Buzz Lockleaze is a great example: a small venue making a big difference to its community. Housed in a former Post Office, the team at Buzz have been working hard since 2014 to empower local residents and help people develop their job skills. We chatted with Sarah King, who handles marketing and social media for the venue, to find out more…

Can you tell us a bit about the history of Buzz and what it does?

SK: Our organisation is situated in the heart of Lockleaze and occupies a four storey building comprising a community café, health food shop, an allotment-sized garden and enterprise space.

Buzz Lockleaze CIC was set up in 2014 and we acquired the building on Gainsborough Square as an asset-locked community transfer from North Bristol Advice Centre. Buzz café and shop was set up, as well as our Employment Project, in an effort to address the local unemployment and food poverty rates.

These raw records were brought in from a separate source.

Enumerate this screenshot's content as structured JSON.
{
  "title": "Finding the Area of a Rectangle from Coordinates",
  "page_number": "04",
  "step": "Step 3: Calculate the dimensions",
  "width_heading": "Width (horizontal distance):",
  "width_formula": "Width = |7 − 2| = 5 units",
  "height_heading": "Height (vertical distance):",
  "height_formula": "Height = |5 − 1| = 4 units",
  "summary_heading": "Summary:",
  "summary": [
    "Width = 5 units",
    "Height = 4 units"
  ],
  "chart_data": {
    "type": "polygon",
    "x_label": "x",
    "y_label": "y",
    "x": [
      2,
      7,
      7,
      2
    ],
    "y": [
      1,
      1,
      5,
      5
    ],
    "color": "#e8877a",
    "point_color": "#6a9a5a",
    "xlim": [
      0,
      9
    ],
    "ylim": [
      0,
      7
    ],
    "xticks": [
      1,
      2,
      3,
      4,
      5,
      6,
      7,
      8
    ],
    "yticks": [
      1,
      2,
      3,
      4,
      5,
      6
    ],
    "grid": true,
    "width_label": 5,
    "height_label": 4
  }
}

Historically, the building was a Post Office and lots of people from the community still walk in and remember how it used to look before – which gives the building a bit of a sense of nostalgia.

On the ground floor is the café/shop and access to the garden at the rear, we are also developing our basement space to provide further seating for the café and it will serve as event space for activities, workshops and meetings.

How would you describe the core aims of what you do at Buzz Lockleaze?

SK: Buzz Lockleaze CIC is a social enterprise with a focus on employability & enterprise support, and improving wellbeing through all things to do with healthy food provision. We are trying to address the economic and social inequalities of Lockleaze, including unemployment, health and wellbeing, and aim to offer a local place where people can come and relax in a safe space. Through our older people’s project we are working to reduce social isolation and engage a wide range of generations in activities and clubs.

Have you found that hiring out your spare space for hot-desking or meetings has been helpful?

SK: The people we’ve met through hiring out the meeting room and through hot desking have really made the experience worthwhile. It’s great to be able to offer our space to them and show them what we’re all about, we especially love to see the space used by other social enterprises or SMEs.

The offer of renting the space has also attracted more people that wouldn’t have come to Buzz otherwise and who didn’t know we were here. They get to hang out in the café and pick up a few things from the shop, and they also know they can get support with employment, enterprise, training, etc.

What has been the most enjoyable experience you’ve had while working at Buzz?

SK: I would say getting to meet all the local people over time, as they discover Buzz and find ways to get involved and connect with us. It’s great to see someone come through the doors just for a coffee and end up joining the gardening club or receiving a business grant from us.

What are the greatest challenges you face as a social enterprise?

SK: Our main challenges at Buzz are securing steady streams of income. The low footfall in the area means that we can’t make as much profit as we’d like from the café and shop, and we rely heavily on the funding we receive to keep things going. We also have marketing limitations, as we can’t compete with other cafes/shops who can afford big budget marketing campaigns and advertising. We try to promote our services locally and hope that word-of-mouth will keep people coming back!